La Ley de Dependencia tuvo una consecuencia positiva, no en cuanto a redistribución, donde ha fallado, sino al reconocimiento. Hizo ver que era responsabilidad de lo público entrar en esas cargas de cuidados que se llevan a cabo en lo familiar y en lo íntimo. La ley abrió una grieta y esa grieta tiene que ensancharse.

¿Y ese fracaso no desprestigia a lo público?
La orientación de los sistemas sanitarios es todavía de curación y no de cuidados. En el enclave sociosanitario, lo “sanitario” ha engullido a lo “socio”. Más que pensar que la Ley de la Dependencia y su entramado burocrático han deslegitimado lo público, deberíamos preguntarnos si no es ilusorio pensar que en un problema de estas dimensiones lo público lo haría bien de buenas a primeras. Pero la grieta se ha abierto y no se cerrará, porque las personas reclaman a las instituciones públicas que cumplan sus compromisos.

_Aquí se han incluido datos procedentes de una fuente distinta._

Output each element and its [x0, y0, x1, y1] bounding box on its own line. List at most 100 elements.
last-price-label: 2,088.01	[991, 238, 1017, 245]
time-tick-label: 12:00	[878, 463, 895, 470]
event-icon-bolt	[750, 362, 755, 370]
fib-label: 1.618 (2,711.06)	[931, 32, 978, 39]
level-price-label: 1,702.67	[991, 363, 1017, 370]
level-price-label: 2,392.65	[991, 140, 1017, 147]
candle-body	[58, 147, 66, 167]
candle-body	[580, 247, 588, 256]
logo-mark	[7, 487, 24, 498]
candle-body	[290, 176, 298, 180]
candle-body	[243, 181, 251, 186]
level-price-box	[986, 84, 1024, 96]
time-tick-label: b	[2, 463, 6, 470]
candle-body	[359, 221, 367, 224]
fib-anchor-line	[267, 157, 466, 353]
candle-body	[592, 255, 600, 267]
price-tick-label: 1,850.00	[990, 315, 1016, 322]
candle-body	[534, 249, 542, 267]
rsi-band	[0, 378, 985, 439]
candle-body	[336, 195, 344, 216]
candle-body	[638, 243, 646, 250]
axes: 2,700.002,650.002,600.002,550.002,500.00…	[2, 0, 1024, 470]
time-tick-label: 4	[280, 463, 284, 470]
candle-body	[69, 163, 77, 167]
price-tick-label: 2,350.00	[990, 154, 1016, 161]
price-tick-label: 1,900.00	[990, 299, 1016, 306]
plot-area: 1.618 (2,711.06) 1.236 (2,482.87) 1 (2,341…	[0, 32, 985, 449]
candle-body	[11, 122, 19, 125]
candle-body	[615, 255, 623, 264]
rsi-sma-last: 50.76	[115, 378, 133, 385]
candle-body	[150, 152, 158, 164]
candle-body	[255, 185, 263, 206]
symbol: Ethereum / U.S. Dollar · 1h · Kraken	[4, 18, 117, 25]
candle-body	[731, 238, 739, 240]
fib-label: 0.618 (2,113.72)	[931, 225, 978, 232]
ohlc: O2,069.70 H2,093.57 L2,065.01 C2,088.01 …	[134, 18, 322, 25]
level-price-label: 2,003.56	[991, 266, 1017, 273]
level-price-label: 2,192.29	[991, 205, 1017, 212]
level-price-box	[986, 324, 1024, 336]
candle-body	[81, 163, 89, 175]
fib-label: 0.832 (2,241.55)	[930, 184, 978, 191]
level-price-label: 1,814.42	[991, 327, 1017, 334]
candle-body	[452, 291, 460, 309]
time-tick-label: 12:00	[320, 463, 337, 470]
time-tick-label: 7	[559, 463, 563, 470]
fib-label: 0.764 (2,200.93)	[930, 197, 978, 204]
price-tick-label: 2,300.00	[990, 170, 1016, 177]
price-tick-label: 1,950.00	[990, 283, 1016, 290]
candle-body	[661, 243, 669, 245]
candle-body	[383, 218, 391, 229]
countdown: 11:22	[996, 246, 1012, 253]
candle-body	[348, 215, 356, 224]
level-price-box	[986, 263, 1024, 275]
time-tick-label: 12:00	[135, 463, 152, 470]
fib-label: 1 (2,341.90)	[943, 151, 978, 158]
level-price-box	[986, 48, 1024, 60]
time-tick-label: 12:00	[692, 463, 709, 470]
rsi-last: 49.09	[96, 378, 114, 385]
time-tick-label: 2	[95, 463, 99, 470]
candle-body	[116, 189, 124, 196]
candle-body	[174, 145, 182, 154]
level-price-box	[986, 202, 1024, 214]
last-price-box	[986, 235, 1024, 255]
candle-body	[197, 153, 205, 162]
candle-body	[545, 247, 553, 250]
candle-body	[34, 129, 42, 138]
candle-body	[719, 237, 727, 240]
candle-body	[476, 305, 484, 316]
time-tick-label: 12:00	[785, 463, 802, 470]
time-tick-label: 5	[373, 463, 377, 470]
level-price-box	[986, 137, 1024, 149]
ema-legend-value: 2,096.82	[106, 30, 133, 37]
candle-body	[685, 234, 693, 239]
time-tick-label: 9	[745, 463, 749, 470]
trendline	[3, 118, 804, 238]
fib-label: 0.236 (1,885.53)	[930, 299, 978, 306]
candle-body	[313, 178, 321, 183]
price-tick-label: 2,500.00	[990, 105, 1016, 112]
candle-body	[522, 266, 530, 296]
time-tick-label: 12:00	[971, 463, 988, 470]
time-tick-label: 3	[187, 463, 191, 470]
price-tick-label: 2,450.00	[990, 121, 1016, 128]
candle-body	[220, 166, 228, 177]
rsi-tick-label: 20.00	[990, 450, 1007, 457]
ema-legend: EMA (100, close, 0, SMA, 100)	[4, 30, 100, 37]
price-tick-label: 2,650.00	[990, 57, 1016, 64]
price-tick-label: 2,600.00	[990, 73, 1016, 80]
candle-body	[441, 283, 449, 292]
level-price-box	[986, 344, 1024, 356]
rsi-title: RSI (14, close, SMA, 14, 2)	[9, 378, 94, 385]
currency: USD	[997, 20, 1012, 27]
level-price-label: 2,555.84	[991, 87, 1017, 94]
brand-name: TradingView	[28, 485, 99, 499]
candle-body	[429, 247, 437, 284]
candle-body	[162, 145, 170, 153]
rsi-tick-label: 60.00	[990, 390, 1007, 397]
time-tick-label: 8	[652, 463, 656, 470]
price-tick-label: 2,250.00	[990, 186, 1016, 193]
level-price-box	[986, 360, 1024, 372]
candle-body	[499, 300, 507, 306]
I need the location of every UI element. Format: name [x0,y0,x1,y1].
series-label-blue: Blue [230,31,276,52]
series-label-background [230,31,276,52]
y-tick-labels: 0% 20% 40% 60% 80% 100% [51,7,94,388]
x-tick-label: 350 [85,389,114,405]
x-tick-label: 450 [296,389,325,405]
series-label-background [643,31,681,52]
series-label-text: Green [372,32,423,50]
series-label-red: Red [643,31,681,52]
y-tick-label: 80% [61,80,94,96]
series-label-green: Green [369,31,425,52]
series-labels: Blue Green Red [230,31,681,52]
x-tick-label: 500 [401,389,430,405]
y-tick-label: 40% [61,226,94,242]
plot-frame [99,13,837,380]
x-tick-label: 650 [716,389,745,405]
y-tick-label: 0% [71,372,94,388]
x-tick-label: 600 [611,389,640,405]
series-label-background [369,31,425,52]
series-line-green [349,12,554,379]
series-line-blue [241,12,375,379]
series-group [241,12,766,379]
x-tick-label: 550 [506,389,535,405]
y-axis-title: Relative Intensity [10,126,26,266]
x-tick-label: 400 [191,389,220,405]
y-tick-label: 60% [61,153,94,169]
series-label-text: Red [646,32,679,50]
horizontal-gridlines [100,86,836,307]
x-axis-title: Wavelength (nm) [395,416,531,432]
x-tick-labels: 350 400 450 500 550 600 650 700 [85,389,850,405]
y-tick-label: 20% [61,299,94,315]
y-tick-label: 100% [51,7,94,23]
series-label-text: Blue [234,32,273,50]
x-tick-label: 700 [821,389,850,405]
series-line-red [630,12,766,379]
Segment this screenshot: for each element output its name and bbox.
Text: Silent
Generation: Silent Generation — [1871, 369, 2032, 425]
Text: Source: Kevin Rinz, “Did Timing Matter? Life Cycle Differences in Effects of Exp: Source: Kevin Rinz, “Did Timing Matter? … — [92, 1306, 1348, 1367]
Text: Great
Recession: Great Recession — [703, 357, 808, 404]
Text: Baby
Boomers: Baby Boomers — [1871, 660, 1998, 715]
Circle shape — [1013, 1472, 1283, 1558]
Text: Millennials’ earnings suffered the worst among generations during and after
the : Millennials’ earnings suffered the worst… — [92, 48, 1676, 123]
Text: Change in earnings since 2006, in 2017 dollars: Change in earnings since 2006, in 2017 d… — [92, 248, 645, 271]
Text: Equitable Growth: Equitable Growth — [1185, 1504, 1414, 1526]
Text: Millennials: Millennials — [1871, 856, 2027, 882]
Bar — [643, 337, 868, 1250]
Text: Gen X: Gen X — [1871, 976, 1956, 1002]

Es un desafío enorme si se tiene cuenta el momento de desaceleración económica y la previsible retracción del gasto público.
El gran reto de nuestras sociedades es evolucionar hacia sociedades cuidadoras donde lo público tenga un liderazgo. Las sociedades cuidadoras tienen su reto principal en la atención a los mayores. Hoy tendemos a pensar que los cuidados tienen que ver con los pequeños —equiparación de permisos de paternidad y maternidad, etcétera. Son el futuro, claro, pero también es cierto que en esta sociedad del espectáculo es mucho más “instagrameable” fotografiarte cambiando los pañales a tu hijo que a tu abuelo. La transición hacia la sociedad de los cuidados no depende tanto de cuidar a nuestros niños sino de hacer una expansión hacia el cuidado de nuestros mayores.